Auch Außenministerin Annalena Baerbock gab sich zurückhaltend. "Natürlich verfolgen wir alle Berichte und auch alle Erkenntnisse, die es von unterschiedlichen Akteuren gibt, ganz, ganz intensiv", sagte die Grünen-Politikerin. Zunächst müssten aber die zuständigen Behörden ihre Ermittlungen zu Ende führen, sie verwies auf den Generalbundesanwalt. Dies sei nötig, damit die Regierung aufgrund dieser Erkenntnisse Urteile treffen könne und keine voreiligen Schlüsse ziehe.

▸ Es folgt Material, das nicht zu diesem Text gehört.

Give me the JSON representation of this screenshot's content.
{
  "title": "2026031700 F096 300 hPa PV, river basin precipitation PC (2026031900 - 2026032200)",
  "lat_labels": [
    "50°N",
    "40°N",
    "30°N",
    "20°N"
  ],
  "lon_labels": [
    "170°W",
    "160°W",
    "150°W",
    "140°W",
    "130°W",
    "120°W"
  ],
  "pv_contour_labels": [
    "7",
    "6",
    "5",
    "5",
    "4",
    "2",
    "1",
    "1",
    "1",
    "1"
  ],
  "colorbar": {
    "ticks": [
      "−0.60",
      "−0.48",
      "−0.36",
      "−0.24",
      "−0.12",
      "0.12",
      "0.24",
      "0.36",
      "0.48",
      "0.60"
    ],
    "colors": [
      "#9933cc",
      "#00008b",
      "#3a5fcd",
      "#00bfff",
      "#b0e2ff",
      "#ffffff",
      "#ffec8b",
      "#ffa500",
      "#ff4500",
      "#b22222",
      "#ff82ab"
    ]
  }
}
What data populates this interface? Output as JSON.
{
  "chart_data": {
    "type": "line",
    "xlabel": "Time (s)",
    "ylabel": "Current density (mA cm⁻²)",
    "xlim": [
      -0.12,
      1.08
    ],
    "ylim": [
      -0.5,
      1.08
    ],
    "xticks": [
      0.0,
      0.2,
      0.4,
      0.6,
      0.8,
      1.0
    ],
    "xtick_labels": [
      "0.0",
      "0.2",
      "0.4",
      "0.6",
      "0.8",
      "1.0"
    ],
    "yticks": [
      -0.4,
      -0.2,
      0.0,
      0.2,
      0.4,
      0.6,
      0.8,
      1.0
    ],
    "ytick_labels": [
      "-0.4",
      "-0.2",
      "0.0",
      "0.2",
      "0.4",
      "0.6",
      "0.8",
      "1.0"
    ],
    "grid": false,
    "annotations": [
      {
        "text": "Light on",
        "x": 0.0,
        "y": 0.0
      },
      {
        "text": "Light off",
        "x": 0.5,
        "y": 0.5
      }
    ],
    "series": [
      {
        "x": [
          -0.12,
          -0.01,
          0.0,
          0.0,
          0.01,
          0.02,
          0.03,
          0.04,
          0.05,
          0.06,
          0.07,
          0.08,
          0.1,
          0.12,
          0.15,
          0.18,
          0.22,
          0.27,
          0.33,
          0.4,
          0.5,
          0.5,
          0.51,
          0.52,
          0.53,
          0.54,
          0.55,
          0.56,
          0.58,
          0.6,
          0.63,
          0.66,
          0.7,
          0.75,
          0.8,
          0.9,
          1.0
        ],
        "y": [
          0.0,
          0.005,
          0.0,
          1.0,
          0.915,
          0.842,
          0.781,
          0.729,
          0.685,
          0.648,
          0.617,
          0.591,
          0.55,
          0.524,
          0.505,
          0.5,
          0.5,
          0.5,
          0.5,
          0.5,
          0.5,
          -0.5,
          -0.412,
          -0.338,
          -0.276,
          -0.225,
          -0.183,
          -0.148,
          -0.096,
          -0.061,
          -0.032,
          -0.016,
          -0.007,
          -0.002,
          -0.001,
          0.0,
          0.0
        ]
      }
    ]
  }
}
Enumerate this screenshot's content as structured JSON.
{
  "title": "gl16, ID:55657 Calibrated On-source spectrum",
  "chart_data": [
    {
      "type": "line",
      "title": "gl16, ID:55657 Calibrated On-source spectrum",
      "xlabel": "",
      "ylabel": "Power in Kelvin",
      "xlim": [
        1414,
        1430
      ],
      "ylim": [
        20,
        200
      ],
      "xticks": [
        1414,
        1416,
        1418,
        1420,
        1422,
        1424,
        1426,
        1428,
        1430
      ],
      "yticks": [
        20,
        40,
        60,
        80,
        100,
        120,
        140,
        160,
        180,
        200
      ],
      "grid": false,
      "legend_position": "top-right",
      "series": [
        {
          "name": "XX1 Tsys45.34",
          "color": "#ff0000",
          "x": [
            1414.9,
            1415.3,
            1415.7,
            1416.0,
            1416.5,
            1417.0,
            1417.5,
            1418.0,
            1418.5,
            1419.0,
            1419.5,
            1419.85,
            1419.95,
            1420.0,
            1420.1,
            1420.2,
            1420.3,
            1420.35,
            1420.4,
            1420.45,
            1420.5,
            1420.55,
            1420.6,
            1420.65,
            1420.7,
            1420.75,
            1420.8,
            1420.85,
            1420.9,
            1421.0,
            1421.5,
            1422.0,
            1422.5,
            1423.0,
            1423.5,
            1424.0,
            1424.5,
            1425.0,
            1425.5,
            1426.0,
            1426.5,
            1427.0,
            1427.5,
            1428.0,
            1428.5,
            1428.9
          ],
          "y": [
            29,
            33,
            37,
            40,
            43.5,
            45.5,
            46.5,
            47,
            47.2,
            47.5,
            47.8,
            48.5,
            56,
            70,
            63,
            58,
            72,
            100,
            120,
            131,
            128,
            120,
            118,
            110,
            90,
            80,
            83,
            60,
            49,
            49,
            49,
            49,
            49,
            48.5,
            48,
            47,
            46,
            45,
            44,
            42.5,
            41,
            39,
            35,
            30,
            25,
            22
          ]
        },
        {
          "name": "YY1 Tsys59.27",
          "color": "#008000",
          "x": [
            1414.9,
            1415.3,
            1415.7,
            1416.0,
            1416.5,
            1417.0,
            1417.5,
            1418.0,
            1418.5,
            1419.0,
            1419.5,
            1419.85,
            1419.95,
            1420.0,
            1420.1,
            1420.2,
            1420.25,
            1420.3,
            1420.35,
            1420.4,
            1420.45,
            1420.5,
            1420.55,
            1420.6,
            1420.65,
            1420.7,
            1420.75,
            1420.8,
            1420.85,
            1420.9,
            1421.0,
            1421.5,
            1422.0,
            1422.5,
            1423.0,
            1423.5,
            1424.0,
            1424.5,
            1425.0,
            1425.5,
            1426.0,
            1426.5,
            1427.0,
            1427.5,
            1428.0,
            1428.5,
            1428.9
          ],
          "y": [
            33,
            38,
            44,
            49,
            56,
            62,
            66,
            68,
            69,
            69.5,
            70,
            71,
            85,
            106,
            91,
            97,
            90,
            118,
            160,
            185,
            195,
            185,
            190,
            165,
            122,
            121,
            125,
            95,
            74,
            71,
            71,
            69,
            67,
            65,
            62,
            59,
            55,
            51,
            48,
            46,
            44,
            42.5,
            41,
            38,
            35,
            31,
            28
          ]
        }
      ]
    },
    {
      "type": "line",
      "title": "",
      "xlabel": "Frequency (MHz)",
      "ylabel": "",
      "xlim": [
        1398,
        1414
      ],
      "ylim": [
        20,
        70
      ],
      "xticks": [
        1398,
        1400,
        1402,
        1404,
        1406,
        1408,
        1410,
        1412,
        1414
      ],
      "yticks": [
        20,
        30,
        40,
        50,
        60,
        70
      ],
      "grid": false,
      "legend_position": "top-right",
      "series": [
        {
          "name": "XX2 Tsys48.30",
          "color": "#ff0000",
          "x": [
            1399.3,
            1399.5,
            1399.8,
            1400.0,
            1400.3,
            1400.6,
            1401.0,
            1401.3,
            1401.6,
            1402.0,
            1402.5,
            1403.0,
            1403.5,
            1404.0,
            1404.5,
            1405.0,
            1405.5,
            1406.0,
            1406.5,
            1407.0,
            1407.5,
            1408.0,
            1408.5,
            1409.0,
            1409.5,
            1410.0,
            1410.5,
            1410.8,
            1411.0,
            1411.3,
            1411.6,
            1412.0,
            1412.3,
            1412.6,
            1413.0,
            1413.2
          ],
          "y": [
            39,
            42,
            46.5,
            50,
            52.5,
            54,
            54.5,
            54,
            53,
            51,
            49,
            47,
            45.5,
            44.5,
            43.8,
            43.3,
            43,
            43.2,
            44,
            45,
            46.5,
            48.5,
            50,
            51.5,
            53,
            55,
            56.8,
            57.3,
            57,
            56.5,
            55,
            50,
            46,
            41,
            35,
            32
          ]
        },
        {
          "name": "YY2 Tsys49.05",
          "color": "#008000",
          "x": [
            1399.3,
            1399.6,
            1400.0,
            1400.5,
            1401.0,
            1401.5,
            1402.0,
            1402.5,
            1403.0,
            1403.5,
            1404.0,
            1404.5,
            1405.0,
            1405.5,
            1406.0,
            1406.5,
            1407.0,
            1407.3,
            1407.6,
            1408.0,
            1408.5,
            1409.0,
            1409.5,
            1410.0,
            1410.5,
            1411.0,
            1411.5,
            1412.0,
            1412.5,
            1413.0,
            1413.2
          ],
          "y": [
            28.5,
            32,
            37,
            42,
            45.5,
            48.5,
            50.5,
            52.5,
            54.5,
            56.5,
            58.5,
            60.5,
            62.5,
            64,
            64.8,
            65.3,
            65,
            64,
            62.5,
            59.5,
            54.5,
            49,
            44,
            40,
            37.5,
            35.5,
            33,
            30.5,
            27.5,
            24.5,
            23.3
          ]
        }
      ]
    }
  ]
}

Baerbock erinnerte daran, dass Schweden, Dänemark und Deutschland vor wenigen Tagen den Sicherheitsrat der Vereinten Nationen darüber informiert haben, dass die Untersuchungen noch laufen und man noch keine Erkenntnisse geben könne. Auch der EU-Außenbeauftragte Josep Borrell sagte, er wolle keine "keine endgültigen Schlussfolgerungen ziehen", solange die Ermittlungen laufen.

Was sagt Russland?

In Moskau wurden die Medienberichte mit Genugtuung aufgenommen und mit neuen Vorwürfen an den Westen verknüpft. Vertreter Russlands behaupteten, die Enthüllungen seien ein Versuch, von angeblichen wahren Drahtziehern in offiziellen Regierungspositionen abzulenken. "Wir können und wollen nicht an die Unparteilichkeit der Schlussfolgerungen der US-Geheimdienste glauben", erklärte die russische Botschaft in den Vereinigten Staaten auf der Nachrichtenplattform Telegram. Eine Sprecherin des russischen Außenministeriums äußerte sich ähnlich. Moskau macht für den Anschlag die Geheimdienste der USA und Großbritanniens verantwortlich. Kremlsprecher Dmitrij Peskow beklagte, dass sich Russland weiterhin nicht an den Ermittlungen beteiligen dürfe.